Both on the radio and on the TV (the concert was broadcast on BBC Two with a 30-minute delay), the announcers spent a lot of time telling us how special the occasion was, rather than letting the music speak for itself. It would have been good to hear more about Hannah Kendall's inspirations for her piece and see more of Basquiat's images. Her piece was striking, full of imaginative textures and a lovely use of rhythm, though it didn't feel very 1980s and I wondered if it might have been better if we hadn't known about the Basquiat connection. Moving from the Hannah Kendall piece to Eric Whitacre's Sleep, sung by the BBC Singers conducted by Nicholas Chalmers, there was a danger of it being something of a non-sequitur. But the simply stunning performances that Chalmers and the singers gave us (all from memory), giving a real edge to Whitacre's harmonies, meant that the short work had great intensity. This somewhat disparate group of pieces finished with Aaron Copland's Quiet City, always a moving piece but here counterpointed with images of cities under lockdown, and again the performance particularly from Alison Teale (cor anglais) and Phillip Cobb (trumpet) simply blew away any concerns you might have had as to why this piece after the Kendall and the Whitacre.
There followed a wonderfully architectural performance of Beethoven's Eroica Symphony, the players giving us strong focussed lines and a terrific sense of Beethoven's structure. This wasn't HIP by a long chalk, but it wasn't late Romantic either, and throughout you sensed the players responding to Oramo's feeling for the work's structure. [BBC iPlayer]
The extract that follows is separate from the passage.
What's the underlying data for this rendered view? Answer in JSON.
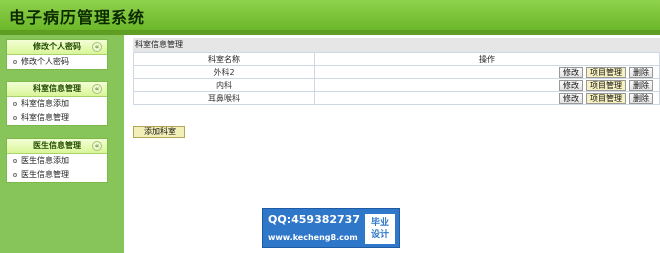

Earlier in the week we caught the TV broadcast of a very special Prom indeed from 2007. The BBC Proms debut of the Simon Bolivar National Youth Orchestra of Venezuela conducted by Gustavo Dudamel in a programme which started with Shostakovich's Symphony No. 10, and continued with Bernstein's Symphonic Dances from West Side Story, and music by Monvayo, Marquez, Ginastera, and Gutierrez. What struck me first was simply how many of them there were, the orchestra was simply huge yet there was no sense of it being unwieldy, and the players responded with almost chamber intensity to Dudamel's direction. The Shostakovich, premiered just after Stalin's death in 1953 and written in the wake of the composer's second denunciation in 1948, is a powerful work. It is also large scale, and what was remarkable was how the young players responded to the intensity of the music, but also followed Dudamel in creating a real sense of scale. Bernstein's Symphonic Dances from West Side Story are not easy, yet the orchestra threw them off with bravura elan, and followed them with a group of Latin American pieces where their sense of rhythm, and pride in their native composers could thrive. [BBC iPlayer]
Over at Opera Vlaanderen we caught with their 2009 performance of Camille Saint-Saens' Samson et Dalila, directed by Amir Nizar Zuabi & Omri Nitzan, conducted by Tomáš Netopil, with Torsten Kerl and Marianna Tarasova in the title roles. Nitzan and Nizar Zuabi are an intriguing duo, one an Israeli Jew, the other Palestinian, and they brought this contemporary focus to Saint-Saens' opera.